While Kak Sarah doesn’t think that it is a must for all teachers, especially those in public schools with close to 40 students in one class, it is also important to check-in with them on things that are beyond school.
“If they’re not in the right frame of mind, all of the things that they are feeling, and all the things that they’re telling us (or not telling us), actually affects their studying time,” she says. “I’ve always been a teacher that I care for my students; not only for them to excel academically, but I also care about their well being, because I know the importance of our mental health.”
According to Kak Sarah, parents should also do their bit at home in checking-in with their school-going children; if not for their mental wellbeing, at least for their progress in school.
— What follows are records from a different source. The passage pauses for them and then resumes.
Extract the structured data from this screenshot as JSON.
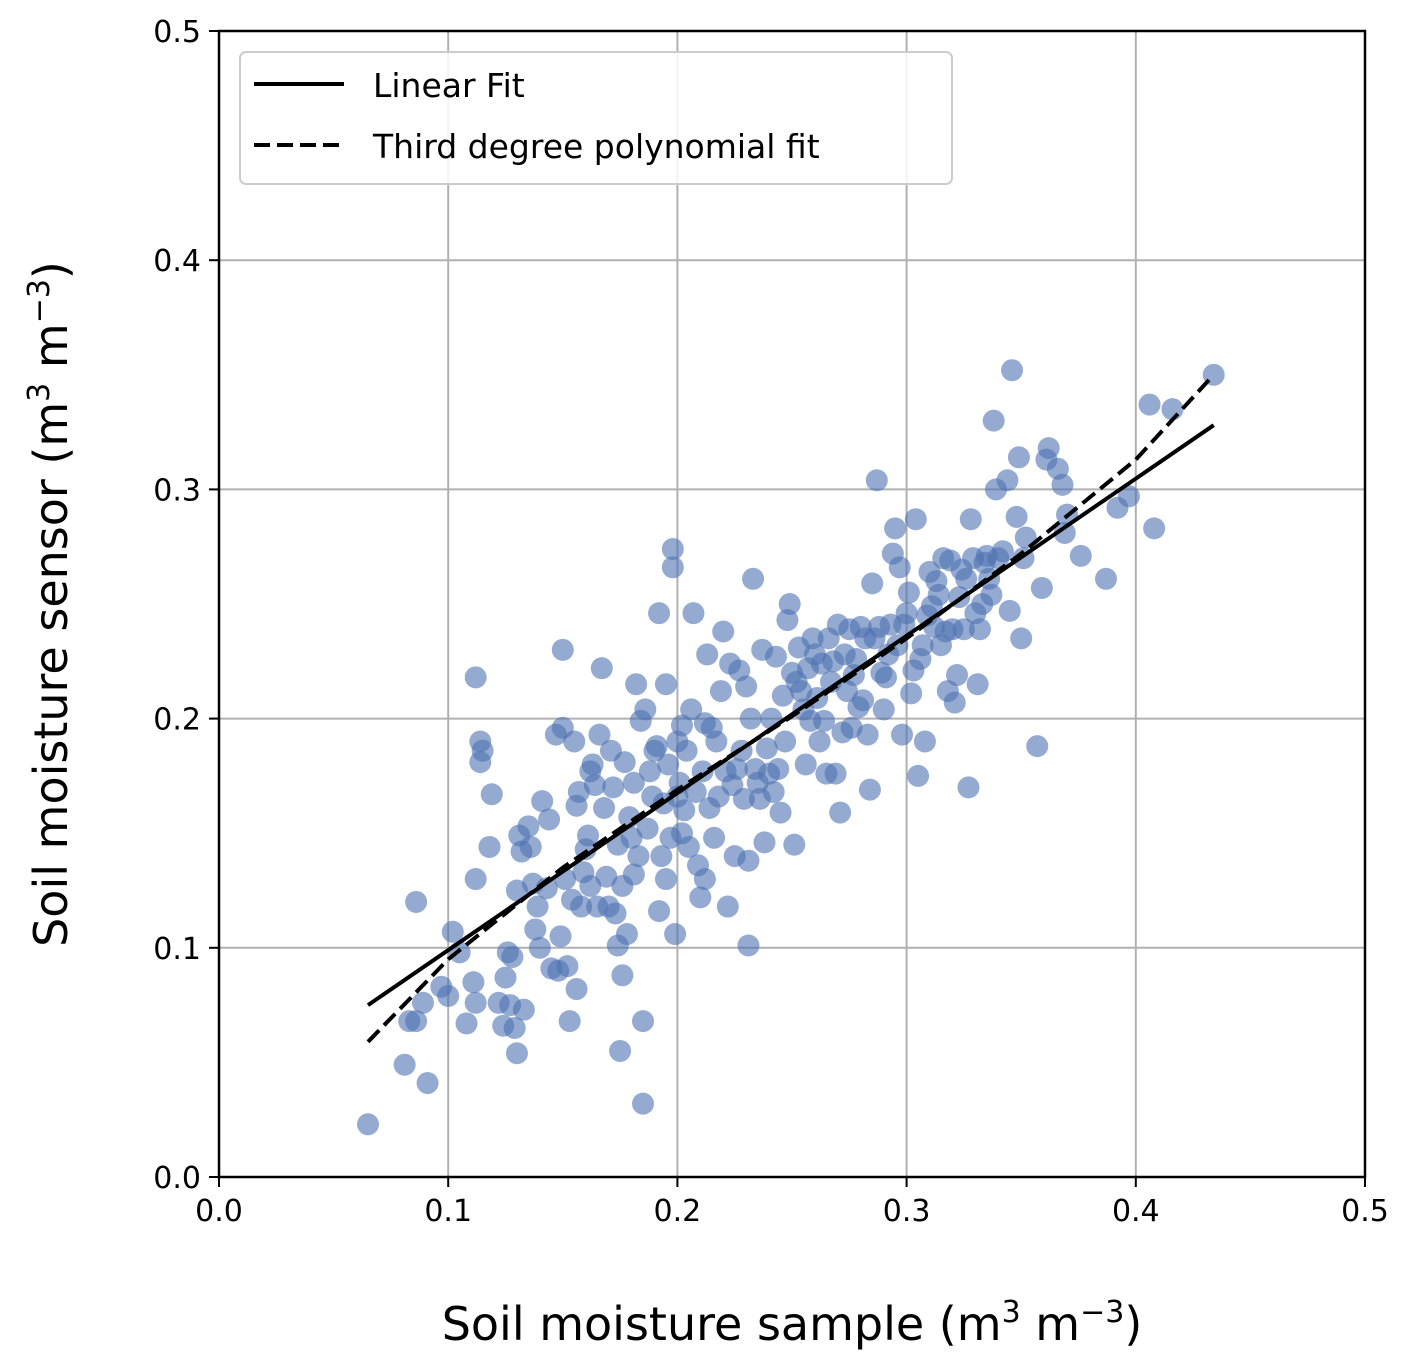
{
  "chart_data": {
    "type": "scatter",
    "xlabel": {
      "text": "Soil moisture sample (m",
      "sup1": "3",
      "mid": " m",
      "sup2": "−3",
      "end": ")"
    },
    "ylabel": {
      "text": "Soil moisture sensor (m",
      "sup1": "3",
      "mid": " m",
      "sup2": "−3",
      "end": ")"
    },
    "xlim": [
      0.0,
      0.5
    ],
    "ylim": [
      0.0,
      0.5
    ],
    "xticks": [
      "0.0",
      "0.1",
      "0.2",
      "0.3",
      "0.4",
      "0.5"
    ],
    "yticks": [
      "0.0",
      "0.1",
      "0.2",
      "0.3",
      "0.4",
      "0.5"
    ],
    "grid": true,
    "legend_position": "top-left",
    "point_color": "#4c72b0",
    "series": [
      {
        "name": "",
        "kind": "scatter",
        "points": [
          [
            0.065,
            0.023
          ],
          [
            0.081,
            0.049
          ],
          [
            0.083,
            0.068
          ],
          [
            0.086,
            0.068
          ],
          [
            0.089,
            0.076
          ],
          [
            0.091,
            0.041
          ],
          [
            0.086,
            0.12
          ],
          [
            0.097,
            0.083
          ],
          [
            0.1,
            0.079
          ],
          [
            0.102,
            0.107
          ],
          [
            0.105,
            0.098
          ],
          [
            0.108,
            0.067
          ],
          [
            0.111,
            0.085
          ],
          [
            0.112,
            0.076
          ],
          [
            0.112,
            0.13
          ],
          [
            0.112,
            0.218
          ],
          [
            0.114,
            0.19
          ],
          [
            0.114,
            0.181
          ],
          [
            0.115,
            0.186
          ],
          [
            0.118,
            0.144
          ],
          [
            0.119,
            0.167
          ],
          [
            0.122,
            0.076
          ],
          [
            0.124,
            0.066
          ],
          [
            0.125,
            0.087
          ],
          [
            0.126,
            0.098
          ],
          [
            0.127,
            0.075
          ],
          [
            0.128,
            0.096
          ],
          [
            0.129,
            0.065
          ],
          [
            0.13,
            0.054
          ],
          [
            0.13,
            0.125
          ],
          [
            0.131,
            0.149
          ],
          [
            0.132,
            0.142
          ],
          [
            0.133,
            0.073
          ],
          [
            0.135,
            0.153
          ],
          [
            0.136,
            0.144
          ],
          [
            0.137,
            0.128
          ],
          [
            0.138,
            0.108
          ],
          [
            0.139,
            0.118
          ],
          [
            0.14,
            0.1
          ],
          [
            0.141,
            0.164
          ],
          [
            0.143,
            0.126
          ],
          [
            0.144,
            0.156
          ],
          [
            0.145,
            0.091
          ],
          [
            0.147,
            0.193
          ],
          [
            0.148,
            0.09
          ],
          [
            0.149,
            0.105
          ],
          [
            0.15,
            0.23
          ],
          [
            0.15,
            0.196
          ],
          [
            0.151,
            0.13
          ],
          [
            0.152,
            0.092
          ],
          [
            0.153,
            0.068
          ],
          [
            0.154,
            0.121
          ],
          [
            0.155,
            0.19
          ],
          [
            0.156,
            0.082
          ],
          [
            0.156,
            0.162
          ],
          [
            0.157,
            0.168
          ],
          [
            0.158,
            0.118
          ],
          [
            0.159,
            0.133
          ],
          [
            0.16,
            0.143
          ],
          [
            0.161,
            0.149
          ],
          [
            0.162,
            0.177
          ],
          [
            0.162,
            0.127
          ],
          [
            0.163,
            0.18
          ],
          [
            0.164,
            0.171
          ],
          [
            0.165,
            0.118
          ],
          [
            0.166,
            0.193
          ],
          [
            0.167,
            0.222
          ],
          [
            0.168,
            0.161
          ],
          [
            0.169,
            0.131
          ],
          [
            0.17,
            0.118
          ],
          [
            0.171,
            0.186
          ],
          [
            0.172,
            0.17
          ],
          [
            0.173,
            0.115
          ],
          [
            0.174,
            0.145
          ],
          [
            0.174,
            0.101
          ],
          [
            0.175,
            0.055
          ],
          [
            0.176,
            0.088
          ],
          [
            0.176,
            0.127
          ],
          [
            0.177,
            0.181
          ],
          [
            0.178,
            0.106
          ],
          [
            0.179,
            0.157
          ],
          [
            0.18,
            0.148
          ],
          [
            0.181,
            0.132
          ],
          [
            0.181,
            0.172
          ],
          [
            0.182,
            0.215
          ],
          [
            0.183,
            0.14
          ],
          [
            0.184,
            0.199
          ],
          [
            0.185,
            0.068
          ],
          [
            0.185,
            0.032
          ],
          [
            0.186,
            0.204
          ],
          [
            0.187,
            0.152
          ],
          [
            0.188,
            0.177
          ],
          [
            0.189,
            0.166
          ],
          [
            0.19,
            0.186
          ],
          [
            0.191,
            0.188
          ],
          [
            0.192,
            0.116
          ],
          [
            0.192,
            0.246
          ],
          [
            0.193,
            0.14
          ],
          [
            0.194,
            0.163
          ],
          [
            0.195,
            0.215
          ],
          [
            0.195,
            0.13
          ],
          [
            0.196,
            0.18
          ],
          [
            0.197,
            0.148
          ],
          [
            0.198,
            0.274
          ],
          [
            0.198,
            0.266
          ],
          [
            0.199,
            0.106
          ],
          [
            0.2,
            0.166
          ],
          [
            0.2,
            0.19
          ],
          [
            0.201,
            0.172
          ],
          [
            0.202,
            0.197
          ],
          [
            0.202,
            0.15
          ],
          [
            0.203,
            0.16
          ],
          [
            0.204,
            0.186
          ],
          [
            0.205,
            0.144
          ],
          [
            0.206,
            0.204
          ],
          [
            0.207,
            0.246
          ],
          [
            0.208,
            0.168
          ],
          [
            0.209,
            0.136
          ],
          [
            0.21,
            0.122
          ],
          [
            0.211,
            0.177
          ],
          [
            0.212,
            0.13
          ],
          [
            0.212,
            0.198
          ],
          [
            0.213,
            0.228
          ],
          [
            0.214,
            0.161
          ],
          [
            0.215,
            0.196
          ],
          [
            0.216,
            0.148
          ],
          [
            0.217,
            0.19
          ],
          [
            0.218,
            0.166
          ],
          [
            0.219,
            0.212
          ],
          [
            0.22,
            0.238
          ],
          [
            0.221,
            0.177
          ],
          [
            0.222,
            0.118
          ],
          [
            0.223,
            0.224
          ],
          [
            0.224,
            0.171
          ],
          [
            0.225,
            0.14
          ],
          [
            0.226,
            0.178
          ],
          [
            0.227,
            0.221
          ],
          [
            0.228,
            0.186
          ],
          [
            0.229,
            0.165
          ],
          [
            0.23,
            0.214
          ],
          [
            0.231,
            0.138
          ],
          [
            0.231,
            0.101
          ],
          [
            0.232,
            0.2
          ],
          [
            0.233,
            0.261
          ],
          [
            0.234,
            0.178
          ],
          [
            0.235,
            0.172
          ],
          [
            0.236,
            0.165
          ],
          [
            0.237,
            0.23
          ],
          [
            0.238,
            0.146
          ],
          [
            0.239,
            0.187
          ],
          [
            0.24,
            0.176
          ],
          [
            0.241,
            0.2
          ],
          [
            0.242,
            0.168
          ],
          [
            0.243,
            0.227
          ],
          [
            0.244,
            0.178
          ],
          [
            0.245,
            0.159
          ],
          [
            0.246,
            0.21
          ],
          [
            0.247,
            0.19
          ],
          [
            0.248,
            0.243
          ],
          [
            0.249,
            0.25
          ],
          [
            0.25,
            0.22
          ],
          [
            0.251,
            0.145
          ],
          [
            0.252,
            0.216
          ],
          [
            0.253,
            0.231
          ],
          [
            0.254,
            0.212
          ],
          [
            0.255,
            0.204
          ],
          [
            0.256,
            0.18
          ],
          [
            0.257,
            0.222
          ],
          [
            0.258,
            0.199
          ],
          [
            0.259,
            0.235
          ],
          [
            0.26,
            0.228
          ],
          [
            0.261,
            0.209
          ],
          [
            0.262,
            0.19
          ],
          [
            0.263,
            0.224
          ],
          [
            0.264,
            0.199
          ],
          [
            0.265,
            0.176
          ],
          [
            0.266,
            0.235
          ],
          [
            0.267,
            0.216
          ],
          [
            0.268,
            0.225
          ],
          [
            0.269,
            0.176
          ],
          [
            0.27,
            0.241
          ],
          [
            0.271,
            0.159
          ],
          [
            0.272,
            0.194
          ],
          [
            0.273,
            0.228
          ],
          [
            0.274,
            0.212
          ],
          [
            0.275,
            0.239
          ],
          [
            0.276,
            0.196
          ],
          [
            0.277,
            0.219
          ],
          [
            0.278,
            0.226
          ],
          [
            0.279,
            0.205
          ],
          [
            0.28,
            0.24
          ],
          [
            0.281,
            0.208
          ],
          [
            0.282,
            0.235
          ],
          [
            0.283,
            0.193
          ],
          [
            0.284,
            0.169
          ],
          [
            0.285,
            0.259
          ],
          [
            0.286,
            0.235
          ],
          [
            0.287,
            0.304
          ],
          [
            0.288,
            0.24
          ],
          [
            0.289,
            0.22
          ],
          [
            0.29,
            0.204
          ],
          [
            0.291,
            0.218
          ],
          [
            0.292,
            0.228
          ],
          [
            0.293,
            0.241
          ],
          [
            0.294,
            0.272
          ],
          [
            0.295,
            0.283
          ],
          [
            0.296,
            0.232
          ],
          [
            0.297,
            0.266
          ],
          [
            0.298,
            0.193
          ],
          [
            0.299,
            0.241
          ],
          [
            0.3,
            0.246
          ],
          [
            0.301,
            0.255
          ],
          [
            0.302,
            0.211
          ],
          [
            0.303,
            0.221
          ],
          [
            0.304,
            0.287
          ],
          [
            0.305,
            0.175
          ],
          [
            0.306,
            0.226
          ],
          [
            0.307,
            0.232
          ],
          [
            0.308,
            0.19
          ],
          [
            0.309,
            0.245
          ],
          [
            0.31,
            0.264
          ],
          [
            0.311,
            0.249
          ],
          [
            0.312,
            0.24
          ],
          [
            0.313,
            0.26
          ],
          [
            0.314,
            0.254
          ],
          [
            0.315,
            0.232
          ],
          [
            0.316,
            0.27
          ],
          [
            0.317,
            0.238
          ],
          [
            0.318,
            0.212
          ],
          [
            0.319,
            0.269
          ],
          [
            0.32,
            0.239
          ],
          [
            0.321,
            0.207
          ],
          [
            0.322,
            0.219
          ],
          [
            0.323,
            0.253
          ],
          [
            0.324,
            0.265
          ],
          [
            0.325,
            0.239
          ],
          [
            0.326,
            0.261
          ],
          [
            0.327,
            0.17
          ],
          [
            0.328,
            0.287
          ],
          [
            0.329,
            0.27
          ],
          [
            0.33,
            0.246
          ],
          [
            0.331,
            0.215
          ],
          [
            0.332,
            0.239
          ],
          [
            0.333,
            0.25
          ],
          [
            0.334,
            0.268
          ],
          [
            0.335,
            0.271
          ],
          [
            0.336,
            0.261
          ],
          [
            0.337,
            0.254
          ],
          [
            0.338,
            0.33
          ],
          [
            0.339,
            0.3
          ],
          [
            0.34,
            0.27
          ],
          [
            0.342,
            0.273
          ],
          [
            0.344,
            0.304
          ],
          [
            0.345,
            0.247
          ],
          [
            0.346,
            0.352
          ],
          [
            0.348,
            0.288
          ],
          [
            0.349,
            0.314
          ],
          [
            0.35,
            0.235
          ],
          [
            0.351,
            0.27
          ],
          [
            0.352,
            0.279
          ],
          [
            0.357,
            0.188
          ],
          [
            0.359,
            0.257
          ],
          [
            0.361,
            0.313
          ],
          [
            0.362,
            0.318
          ],
          [
            0.366,
            0.309
          ],
          [
            0.368,
            0.302
          ],
          [
            0.369,
            0.281
          ],
          [
            0.37,
            0.289
          ],
          [
            0.376,
            0.271
          ],
          [
            0.387,
            0.261
          ],
          [
            0.392,
            0.292
          ],
          [
            0.397,
            0.297
          ],
          [
            0.406,
            0.337
          ],
          [
            0.408,
            0.283
          ],
          [
            0.416,
            0.335
          ],
          [
            0.434,
            0.35
          ]
        ]
      },
      {
        "name": "Linear Fit",
        "kind": "line",
        "dash": "solid",
        "points": [
          [
            0.065,
            0.075
          ],
          [
            0.434,
            0.328
          ]
        ]
      },
      {
        "name": "Third degree polynomial fit",
        "kind": "line",
        "dash": "dashed",
        "points": [
          [
            0.065,
            0.059
          ],
          [
            0.1,
            0.095
          ],
          [
            0.15,
            0.135
          ],
          [
            0.2,
            0.169
          ],
          [
            0.25,
            0.201
          ],
          [
            0.3,
            0.235
          ],
          [
            0.35,
            0.272
          ],
          [
            0.4,
            0.313
          ],
          [
            0.434,
            0.35
          ]
        ]
      }
    ]
  }
}
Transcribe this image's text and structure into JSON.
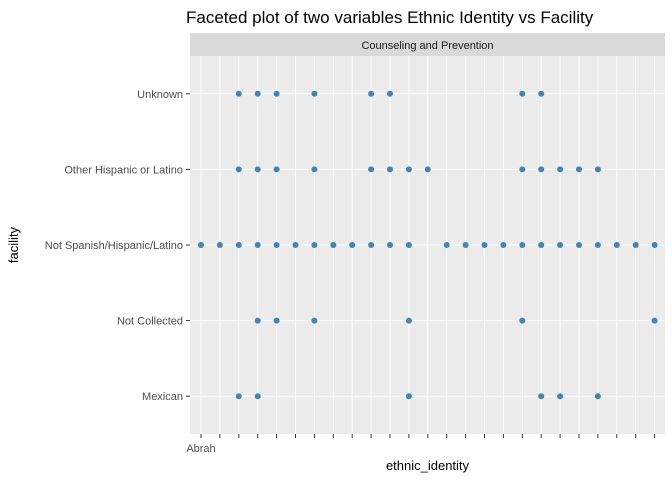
{
  "chart_data": {
    "type": "scatter",
    "title": "Faceted plot of two variables Ethnic Identity vs Facility",
    "facet_label": "Counseling and Prevention",
    "xlabel": "ethnic_identity",
    "ylabel": "facility",
    "y_categories": [
      "Mexican",
      "Not Collected",
      "Not Spanish/Hispanic/Latino",
      "Other Hispanic or Latino",
      "Unknown"
    ],
    "x_category_count": 25,
    "x_first_tick_label": "Abrah",
    "point_color": "#4682b4",
    "panel_background": "#ebebeb",
    "strip_background": "#d9d9d9",
    "grid": true,
    "points": [
      {
        "y": "Unknown",
        "x": [
          3,
          4,
          5,
          7,
          10,
          11,
          18,
          19
        ]
      },
      {
        "y": "Other Hispanic or Latino",
        "x": [
          3,
          4,
          5,
          7,
          10,
          11,
          12,
          13,
          18,
          19,
          20,
          21,
          22
        ]
      },
      {
        "y": "Not Spanish/Hispanic/Latino",
        "x": [
          1,
          2,
          3,
          4,
          5,
          6,
          7,
          8,
          9,
          10,
          11,
          12,
          14,
          15,
          16,
          17,
          18,
          19,
          20,
          21,
          22,
          23,
          24,
          25
        ]
      },
      {
        "y": "Not Collected",
        "x": [
          4,
          5,
          7,
          12,
          18,
          25
        ]
      },
      {
        "y": "Mexican",
        "x": [
          3,
          4,
          12,
          19,
          20,
          22
        ]
      }
    ]
  }
}
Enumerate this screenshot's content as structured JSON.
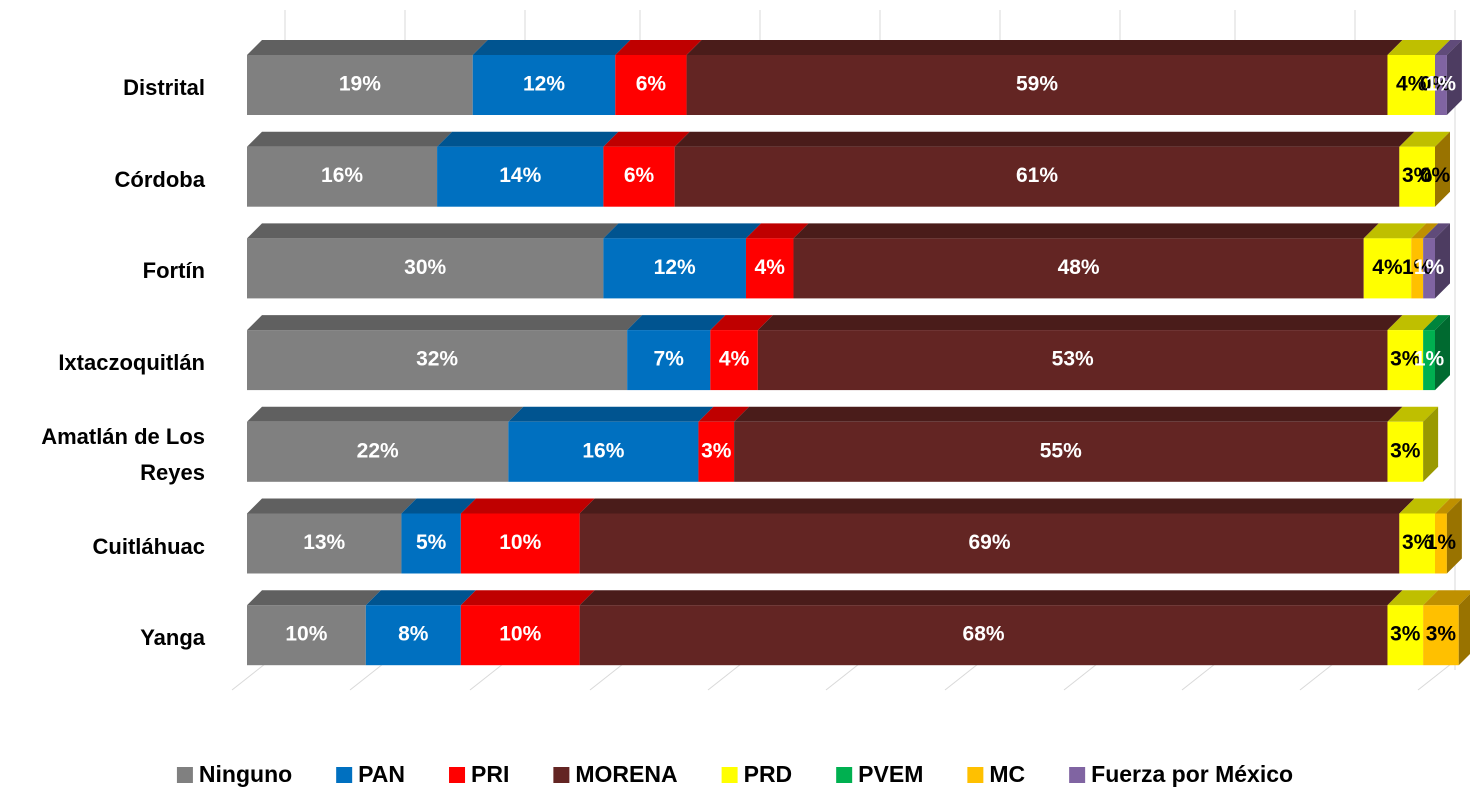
{
  "chart_data": {
    "type": "bar",
    "orientation": "horizontal",
    "stacked": true,
    "categories": [
      "Distrital",
      "Córdoba",
      "Fortín",
      "Ixtaczoquitlán",
      "Amatlán de Los Reyes",
      "Cuitláhuac",
      "Yanga"
    ],
    "xlim": [
      0,
      100
    ],
    "legend": "bottom",
    "series": [
      {
        "name": "Ninguno",
        "color": "#808080",
        "values": [
          19,
          16,
          30,
          32,
          22,
          13,
          10
        ],
        "value_labels": [
          "19%",
          "16%",
          "30%",
          "32%",
          "22%",
          "13%",
          "10%"
        ]
      },
      {
        "name": "PAN",
        "color": "#0070c0",
        "values": [
          12,
          14,
          12,
          7,
          16,
          5,
          8
        ],
        "value_labels": [
          "12%",
          "14%",
          "12%",
          "7%",
          "16%",
          "5%",
          "8%"
        ]
      },
      {
        "name": "PRI",
        "color": "#ff0000",
        "values": [
          6,
          6,
          4,
          4,
          3,
          10,
          10
        ],
        "value_labels": [
          "6%",
          "6%",
          "4%",
          "4%",
          "3%",
          "10%",
          "10%"
        ]
      },
      {
        "name": "MORENA",
        "color": "#632523",
        "values": [
          59,
          61,
          48,
          53,
          55,
          69,
          68
        ],
        "value_labels": [
          "59%",
          "61%",
          "48%",
          "53%",
          "55%",
          "69%",
          "68%"
        ]
      },
      {
        "name": "PRD",
        "color": "#ffff00",
        "values": [
          4,
          3,
          4,
          3,
          3,
          3,
          3
        ],
        "value_labels": [
          "4%",
          "3%",
          "4%",
          "3%",
          "3%",
          "3%",
          "3%"
        ]
      },
      {
        "name": "PVEM",
        "color": "#00b050",
        "values": [
          0,
          null,
          null,
          1,
          null,
          null,
          null
        ],
        "value_labels": [
          "0%",
          null,
          null,
          "1%",
          null,
          null,
          null
        ]
      },
      {
        "name": "MC",
        "color": "#ffc000",
        "values": [
          0,
          0,
          1,
          null,
          null,
          1,
          3
        ],
        "value_labels": [
          "0%",
          "0%",
          "1%",
          null,
          null,
          "1%",
          "3%"
        ]
      },
      {
        "name": "Fuerza por México",
        "color": "#8064a2",
        "values": [
          1,
          null,
          1,
          null,
          null,
          null,
          null
        ],
        "value_labels": [
          "1%",
          null,
          "1%",
          null,
          null,
          null,
          null
        ]
      }
    ]
  }
}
It boils down to the educational culture the country has gotten used to, in which a lot of parents believe that whatever that’s happening in school is not enough, and therefore, students need to have additional classes in order to catch up with school; hours upon hours of “just in case” classes after school, if you may, where it will be a surefire for them to excel in their studies.
Kak Sarah shares: “There are some parents, who think private tutors after school are miracle workers; we are not. If they have so many classes jam packed after school, with no space for them to breathe, or actual time for them to revise what they have learned, then our classes are actually not helpful.”
“It’s something a lot of parents don’t do: they don’t check-in with their children about what they need,” she continues. “You can give them all the books in the world, but the books are never going to open, if you don’t ask them what’s wrong. Most of the time, it isn’t because they are resistant or lazy; most of the time, it’s actually because they aren’t able to connect with the subject. Because of that, they aren’t able to make their way around the subject, and excel in it.”
“Rather than seeing additional tuition classes as an endpoint to achieve excellence in their studies, switching from one tutor to another every six months, we have to find out what they need to properly study and understand the school subjects at hand,” she concludes.